Gottes, jeder mit der Gnade, die er empfangen hat.

1. Petrus 4,10

 

Dienen? Sich bücken? Sich von anderen etwas sagen lassen? Einen Befehl ausführen? Wer tut das schon gern? Der oberste Dienstherr, von dem hier die Rede ist, ist Gott. Ihm zuliebe und Ihm zu Ehren sollen und dürfen wir einander dienen als gute Verwalter. Das hört sich schwer und anstrengend  nach Arbeit an, ist aber beschränkt auf die Gabe, die ich von Gott empfangen habe. Das kann die natürliche Begabung sein - darin steckt ja das Wort  „Gabe“-, die eventuell auch im Beruf Verwendung findet, oder die, die mir bei der Bekehrung oder Taufe  von Gott geschenkt wurde.

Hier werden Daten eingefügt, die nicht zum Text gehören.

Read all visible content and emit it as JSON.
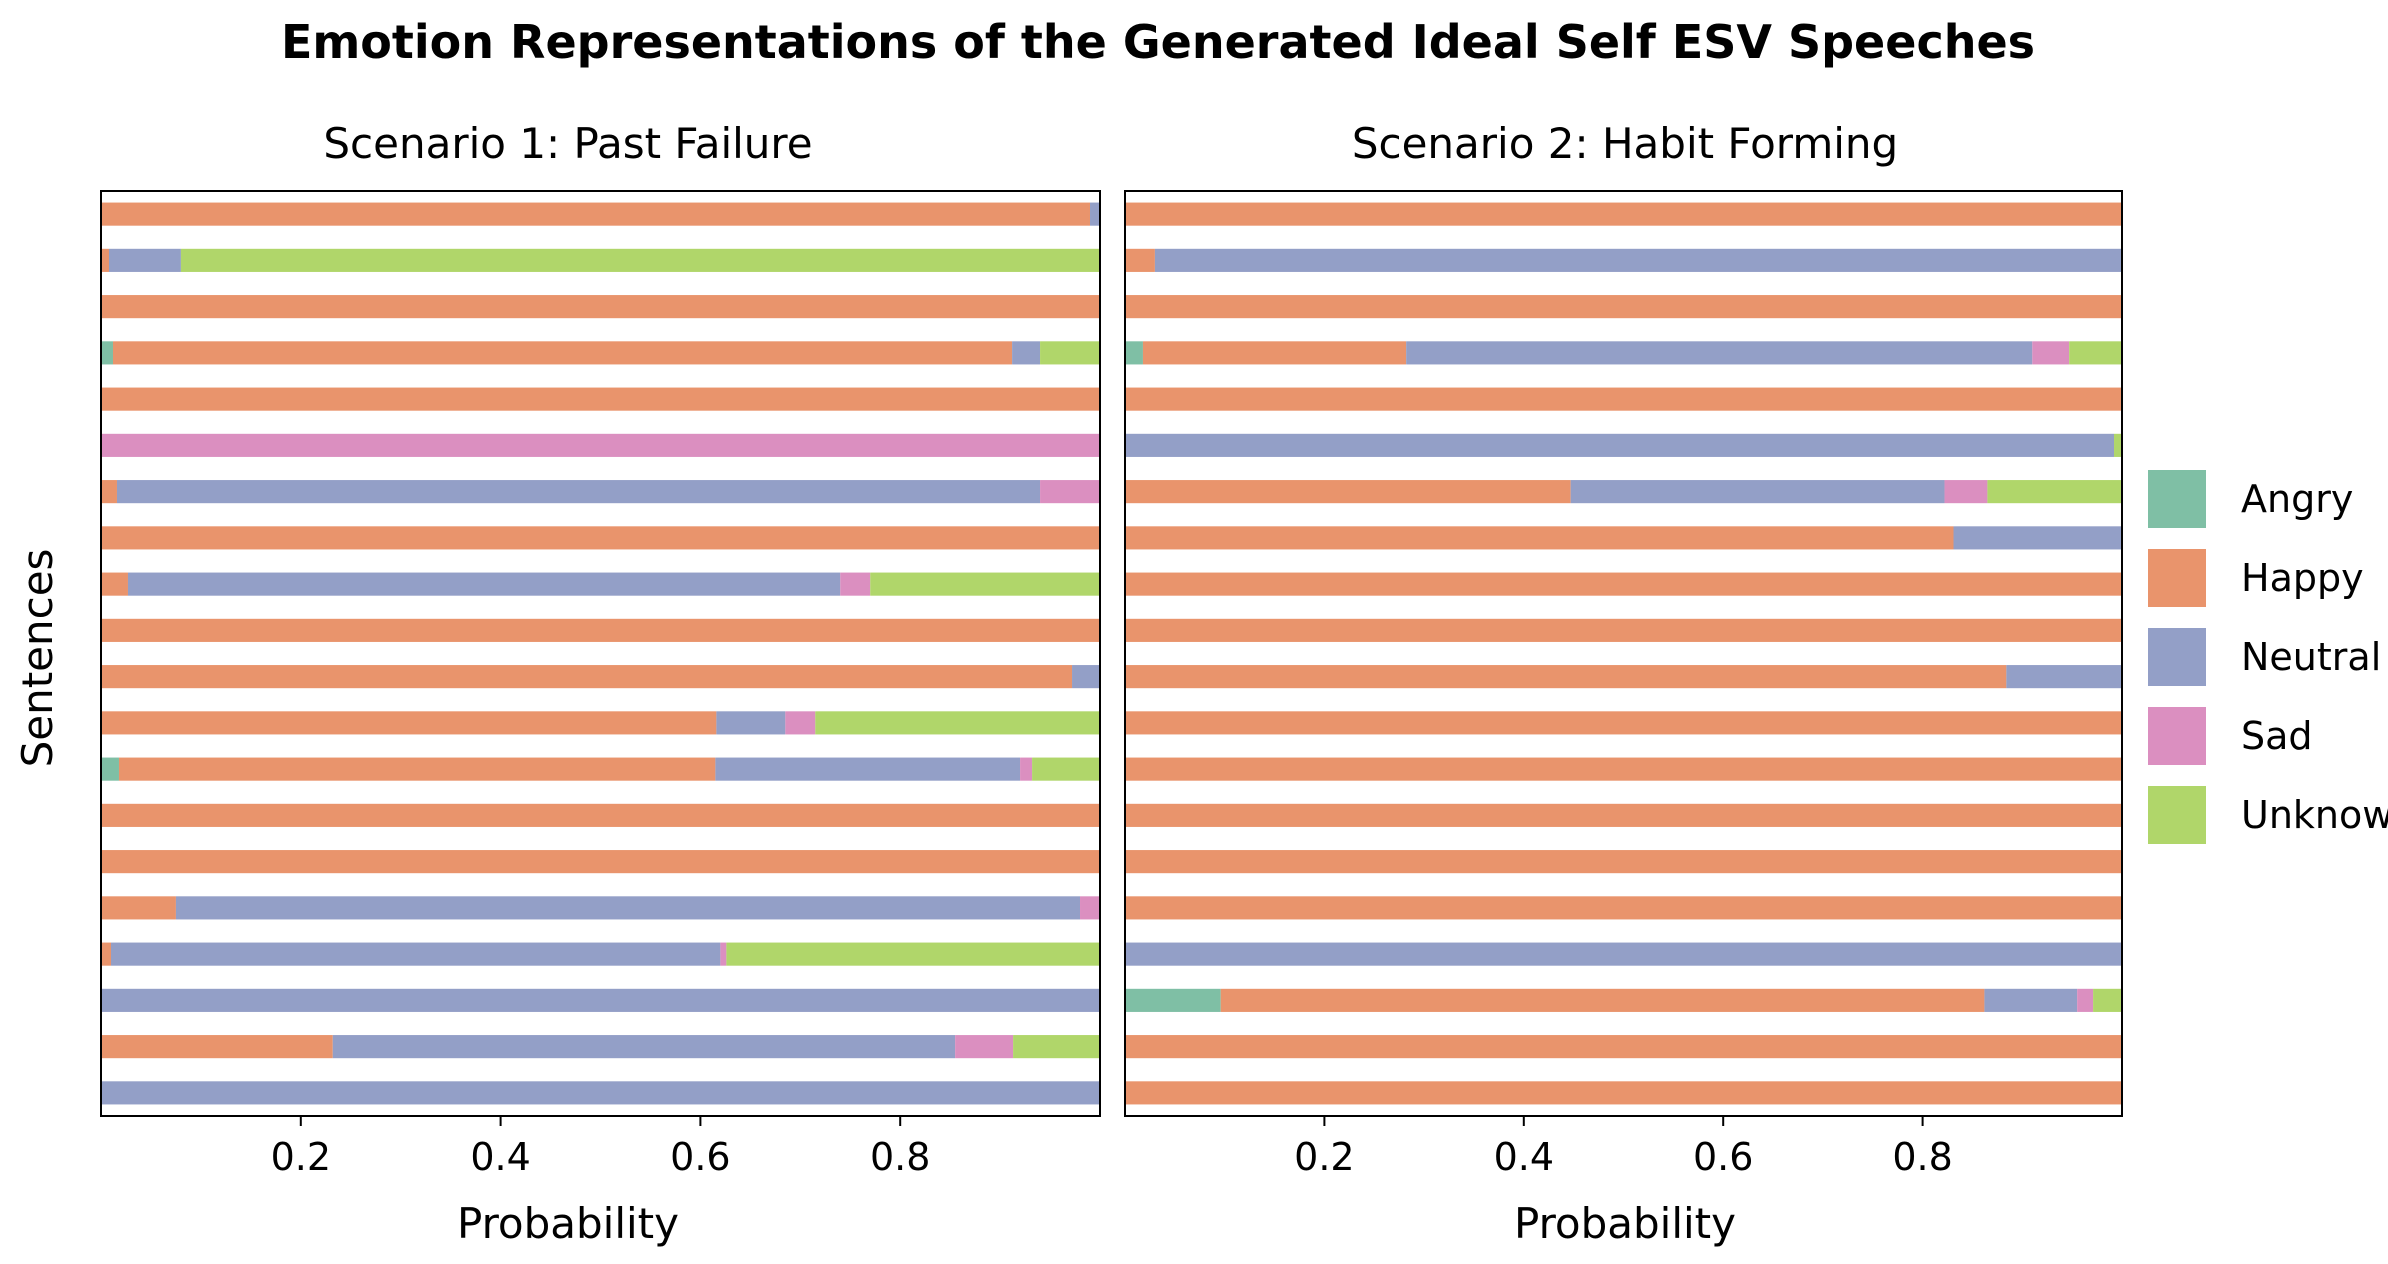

Eine gute Übung, die eigene Gabe zu erkennen, ist, andere entscheiden zu lassen, welche Gabe sie bei mir entdecken. Daraus ergibt sich manches Aha-Erlebnis, weil sich die Wahrnehmung des anderen nicht unbedingt mit meiner Empfindung decken muss. Meine Gabe gut zu verwalten, sie gut einzusetzen, dazu ermuntert uns das Gleichnis von den anvertrauten Pfunden oder   Talenten, Matth. 25, 14 - 30.  Das heißt, wir sollen unsere Gaben nicht verstecken, sondern einsetzen, damit sie Frucht bringen können, die Gott dann auf geheimnisvolle Weise vervielfältigen wird. Jesus verachtet die kleinen Gaben nicht, z. B. die von der armen Witwe, Lk. 21, 1 - 4, und Mk. 6, 34 - 44 bei der Brotvermehrung, bei der ER aus der kleinen Menge, die ein Kind zur Verfügung stellt, eine riesige Volksmenge satt macht.

Ein Anruf, ein Besuch oder die What'sApp-Nachricht, die uns Gott aufs Herz legt, kann in dem Moment für den anderen eine große Ermutigung sein. Wir verkürzen diesen Vers gern und übersehen dabei den Mittelteil: „Als gute Verwalter der vielfältigen Gnade Gottes“, dass nämlich unsere Gaben der vielfältigen Gnade Gottes zu verdanken sind. Sie sind nicht anerzogen oder erlernt, sondern Gnadengeschenke unseres himmlischen Vaters! Wir kön-nen das Geschenk ignorieren oder zu Seiner Ehre einsetzen. Dabei entschei-det sich einmal, wer ein guter oder schlechter Verwalter war.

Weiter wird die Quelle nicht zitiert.